WASHINGTON – The American Meat Institute Foundation released its revised Animal Care & Handling Guidelines and Audit Guide, which includes for the first time, auditing guidelines for transporting livestock.

A.M.I.’s Animal Welfare Committee reviews the guidelines and makes changes and enhancements to the document every two years, based on new research and data collected. In addition to the new transportation audit in the 2010 edition, the new guidelines include a helpful grid that details how to evaluate the effectiveness of various stunning methods.

The 2010 edition, was authored by Colorado State University Professor of Animal Science Dr. Temple Grandin, along with the A.M.I.’s Animal Welfare Committee. The latest edition also has been reviewed and certified by the Professional Animal Auditor Certification Organization.

“The addition of a transportation audit will help us evaluate transportation factors as they impact livestock welfare,” Ms. Grandin said. “By using objective criteria to measure welfare in packing plants since 1999, measurable improvements have been achieved and I believe the new transportation component will help advance welfare even further.”

Ms. Grandin first developed A.M.I.’s guidelines in 1991. In 1997, A.M.I. asked her to create an audit program as a companion to the guidelines. Ultimately, the two documents were merged and have since become a widely recognized standard for ensuring animal welfare in U.S. meat packing plants and in many countries around the world. Many retail and restaurant customers require their meat suppliers use the A.M.I. audit program.

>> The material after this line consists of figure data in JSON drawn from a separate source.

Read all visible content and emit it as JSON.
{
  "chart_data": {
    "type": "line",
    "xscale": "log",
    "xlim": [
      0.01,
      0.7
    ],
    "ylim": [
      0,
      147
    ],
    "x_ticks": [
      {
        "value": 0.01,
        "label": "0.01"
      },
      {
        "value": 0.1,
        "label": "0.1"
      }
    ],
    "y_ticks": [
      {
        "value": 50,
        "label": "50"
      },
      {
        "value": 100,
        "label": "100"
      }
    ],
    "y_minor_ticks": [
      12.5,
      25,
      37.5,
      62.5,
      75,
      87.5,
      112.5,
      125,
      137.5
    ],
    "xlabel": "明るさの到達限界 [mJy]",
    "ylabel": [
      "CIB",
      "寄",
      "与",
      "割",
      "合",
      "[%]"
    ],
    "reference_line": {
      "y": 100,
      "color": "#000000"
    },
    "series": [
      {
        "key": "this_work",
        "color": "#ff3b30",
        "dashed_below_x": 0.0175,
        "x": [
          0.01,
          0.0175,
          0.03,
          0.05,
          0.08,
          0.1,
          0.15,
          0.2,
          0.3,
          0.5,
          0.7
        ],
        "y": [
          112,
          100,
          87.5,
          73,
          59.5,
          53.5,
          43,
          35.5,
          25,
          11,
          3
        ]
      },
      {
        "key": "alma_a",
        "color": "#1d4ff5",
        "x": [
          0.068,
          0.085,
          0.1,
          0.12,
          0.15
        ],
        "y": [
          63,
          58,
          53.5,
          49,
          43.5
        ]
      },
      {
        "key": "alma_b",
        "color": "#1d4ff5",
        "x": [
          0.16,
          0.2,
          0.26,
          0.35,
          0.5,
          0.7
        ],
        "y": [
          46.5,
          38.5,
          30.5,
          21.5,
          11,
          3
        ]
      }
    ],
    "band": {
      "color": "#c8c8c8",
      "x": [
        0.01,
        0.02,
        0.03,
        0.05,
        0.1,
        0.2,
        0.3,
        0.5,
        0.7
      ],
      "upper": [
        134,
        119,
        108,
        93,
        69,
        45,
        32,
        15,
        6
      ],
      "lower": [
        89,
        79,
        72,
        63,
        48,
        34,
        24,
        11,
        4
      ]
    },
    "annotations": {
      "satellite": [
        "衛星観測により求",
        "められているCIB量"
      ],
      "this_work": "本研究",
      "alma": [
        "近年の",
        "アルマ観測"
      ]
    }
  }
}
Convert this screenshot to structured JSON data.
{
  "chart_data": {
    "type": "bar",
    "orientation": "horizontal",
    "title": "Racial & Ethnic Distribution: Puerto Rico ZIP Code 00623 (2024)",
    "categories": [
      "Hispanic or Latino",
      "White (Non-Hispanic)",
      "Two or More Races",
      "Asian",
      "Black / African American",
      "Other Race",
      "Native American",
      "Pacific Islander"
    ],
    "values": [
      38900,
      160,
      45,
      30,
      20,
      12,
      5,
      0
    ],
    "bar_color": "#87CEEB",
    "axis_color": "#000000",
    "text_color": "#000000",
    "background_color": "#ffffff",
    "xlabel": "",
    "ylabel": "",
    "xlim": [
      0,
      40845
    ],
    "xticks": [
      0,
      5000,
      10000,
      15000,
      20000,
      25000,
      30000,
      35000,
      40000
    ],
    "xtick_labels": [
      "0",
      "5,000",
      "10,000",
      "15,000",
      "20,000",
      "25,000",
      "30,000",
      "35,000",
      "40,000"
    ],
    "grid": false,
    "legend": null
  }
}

These guidelines are based upon the principle that “You manage what you measure.” By objectively scoring factors like livestock vocalization, how often livestock fall, how often electric prods are used and other factors, the industry has been able to make measurable progress in the decade since the audit program was released. Third-party audit firms now provide the A.M.I. audit and plants score themselves on a regular basis to monitor welfare indicators.

The 120-page document is available for download on A.M.I.’s dedicated animal welfare site http://www.animalhandling.org/.

“The collaborative approach to the development of these guidelines represents the non-competitive spirit that the industry has adopted toward animal welfare,” said A.M.I. Animal Welfare Committee Chairman Glee Goodner, director of hog procurement at Hormel Foods Corporation. “Dr. Grandin’s authorship of these guidelines for the last 20 years has been invaluable to our industry and we are proud of our long-standing partnership with her.”